Draft: Compat Animation System

Note

This is a very early draft, and could be changed in future, and might not be implemented.

Background

This is the redesign of the long-rejected proposal into a plugin.

Motivation

Currently animation system in babylon.js is very flexible, but not yet optimized for simple animation, like the GLTF ones.
GLTF animations are the main source of animation running in babylon.js, and gltf defines a much simplier animation model.
Sometimes a gltf model can contains more than 10k animation channels/samplers, and millions of keyframes, which can hit the limit of heap memory and CPU performance.
So users could be given the choice to tradeoff flexibility over performance, both for CPU and memory.

Goals

  • Compat, animations should be stored in binary format whenever possible, not only keyframes, but also samplers and runtime data.
  • WASM-first, main compute should be in wasm, and SIMD accelerated whenever possible.
  • One call per frame, all animation sampling should be done at one js-wasm call, no more.
  • Use js objects only if required, everything possible to go into the wasm heap should be there.
  • GLTF-compatible, it should support the animations decleared in core GLTF 2.0 spec, while KHR_animation_pointer kept for future.
  • Babylon.js-compatible, it can be run like an AnimationGroup in babylon.js (if advanced features not used).
  • Optional, user can choose to patch babylon.js to make it enabled by default, like gltf loader, serialization, but only after explicitly called by user.
  • Minimal runtime, the js runtime should be minimal (no emscripten), and the wasm ABI (and mem layout) should be stable.
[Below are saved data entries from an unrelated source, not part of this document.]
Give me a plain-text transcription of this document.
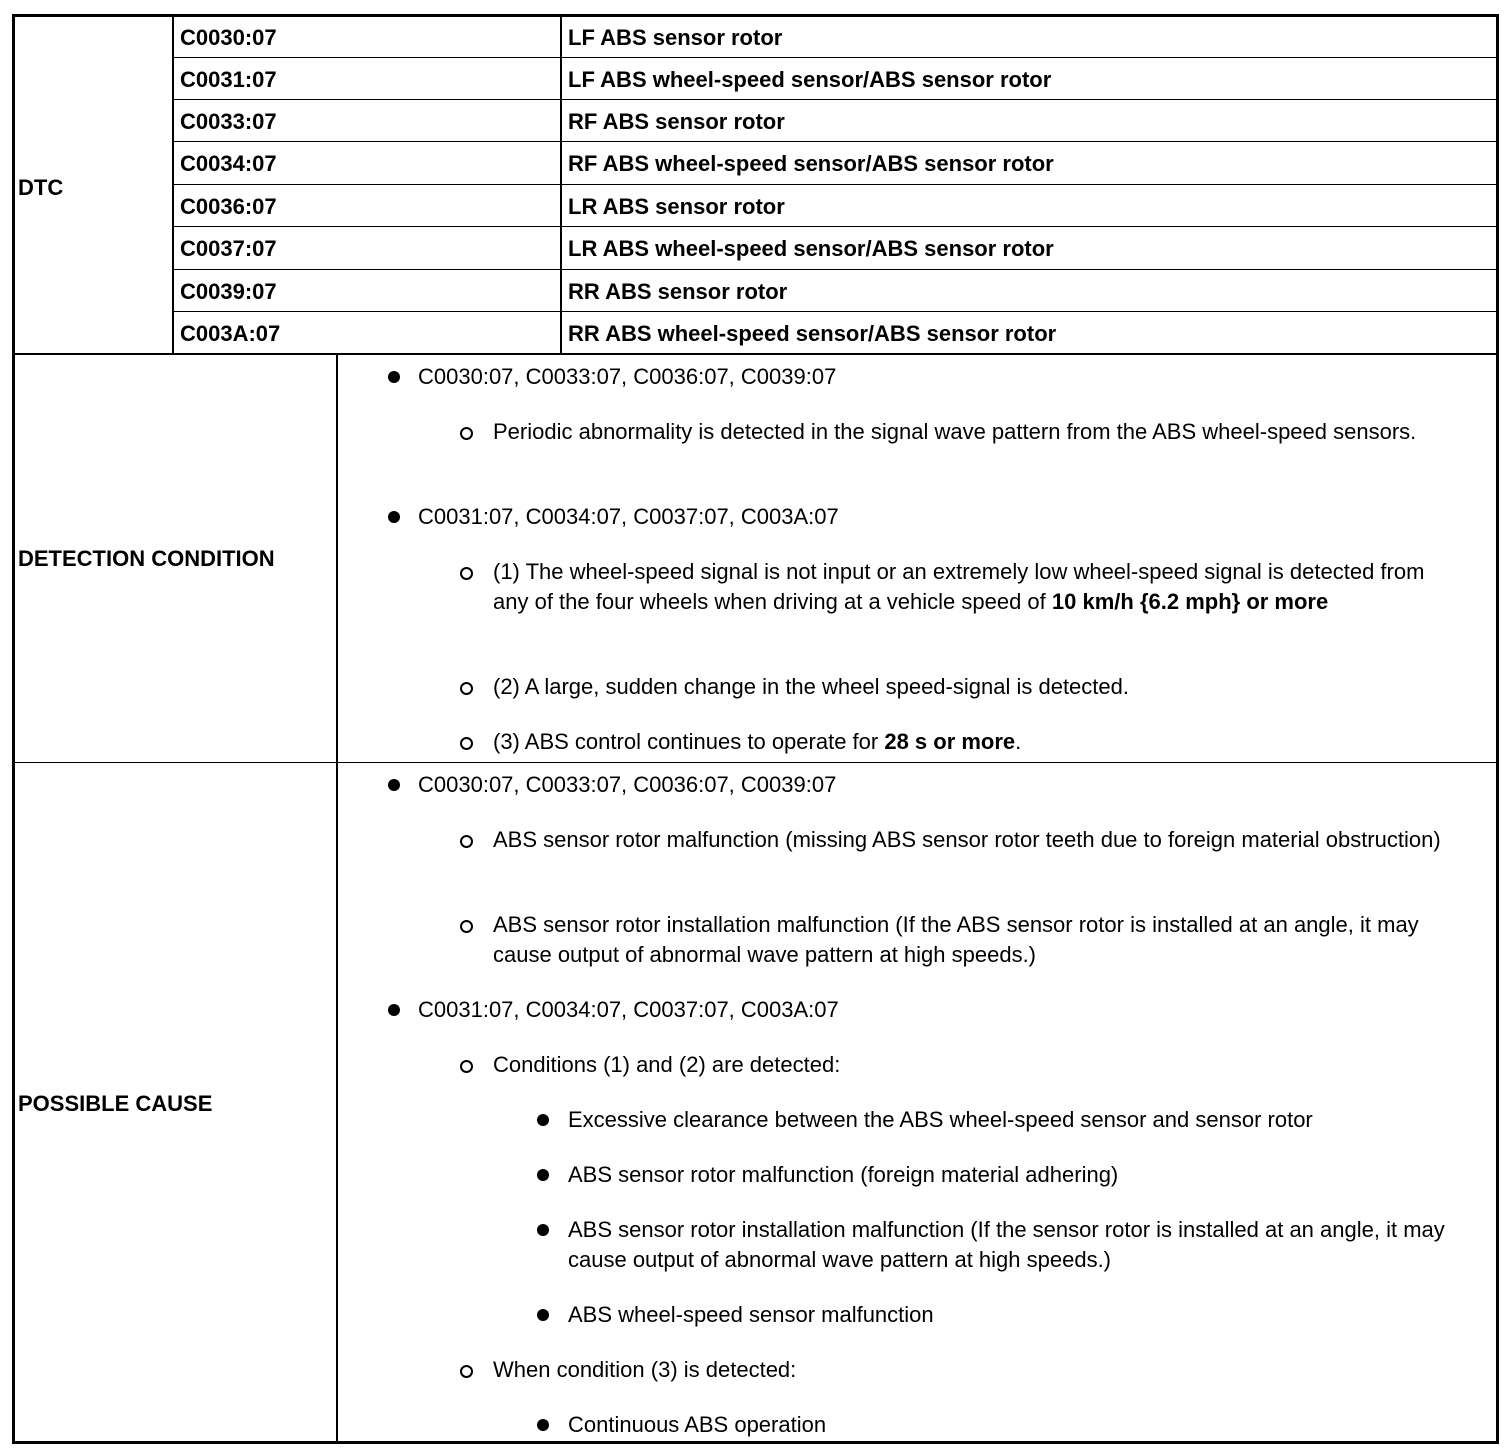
DTC
C0030:07	LF ABS sensor rotor
C0031:07	LF ABS wheel-speed sensor/ABS sensor rotor
C0033:07	RF ABS sensor rotor
C0034:07	RF ABS wheel-speed sensor/ABS sensor rotor
C0036:07	LR ABS sensor rotor
C0037:07	LR ABS wheel-speed sensor/ABS sensor rotor
C0039:07	RR ABS sensor rotor
C003A:07	RR ABS wheel-speed sensor/ABS sensor rotor
DETECTION CONDITION
C0030:07, C0033:07, C0036:07, C0039:07
Periodic abnormality is detected in the signal wave pattern from the ABS wheel-speed sensors.
C0031:07, C0034:07, C0037:07, C003A:07
(1) The wheel-speed signal is not input or an extremely low wheel-speed signal is detected from any of the four wheels when driving at a vehicle speed of 10 km/h {6.2 mph} or more
(2) A large, sudden change in the wheel speed-signal is detected.
(3) ABS control continues to operate for 28 s or more.
POSSIBLE CAUSE
C0030:07, C0033:07, C0036:07, C0039:07
ABS sensor rotor malfunction (missing ABS sensor rotor teeth due to foreign material obstruction)
ABS sensor rotor installation malfunction (If the ABS sensor rotor is installed at an angle, it may cause output of abnormal wave pattern at high speeds.)
C0031:07, C0034:07, C0037:07, C003A:07
Conditions (1) and (2) are detected:
Excessive clearance between the ABS wheel-speed sensor and sensor rotor
ABS sensor rotor malfunction (foreign material adhering)
ABS sensor rotor installation malfunction (If the sensor rotor is installed at an angle, it may cause output of abnormal wave pattern at high speeds.)
ABS wheel-speed sensor malfunction
When condition (3) is detected:
Continuous ABS operation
Also, if the wasm binary can be reduced to less than 4k, it can be created synchronously on chrome (the size limit have been increased a few versions ago, but it can not be assumed that all users have latest modern browsers).
  • Self-contained, no external runtime dependency except for babylon.js
  • Immutable, the animation system is immutable after constructed.
  • Zero heap growth after animation after constructed.
  • Serializable, wasm heap can be serialized to base64 and loaded from, or optional raw data if user need to process the serialized data later.

Non-goals

It is not a goal to:

  • Replace the current animation system of babylon.js.
  • Compatible with the animation curve editor.
  • Be able to change channels/samplers/keyframe data at runtime.
  • Support old browsers without wasm support.
  • Make a multithreaded runtime, which suffers too much limit by browser vendors.
  • Optimize animation channels like resampling, duplicated frame cleaning, channel target merging, constant channel purging, which should all be done at the model level, via the gltfpack or gltf-transform tool, before it was imported. (Constant samplers, if detected, could be evaluated at construction time, and moved out of the per-frame update list, but it’s keeped in mem)
  • Align keyframe data, since unaligned access is pretty fast for modern browsers.
  • Have per-channel loopMode or animation offset.
  • Non-float inputs/outputs (should be dequantized/denormalized during construction if any)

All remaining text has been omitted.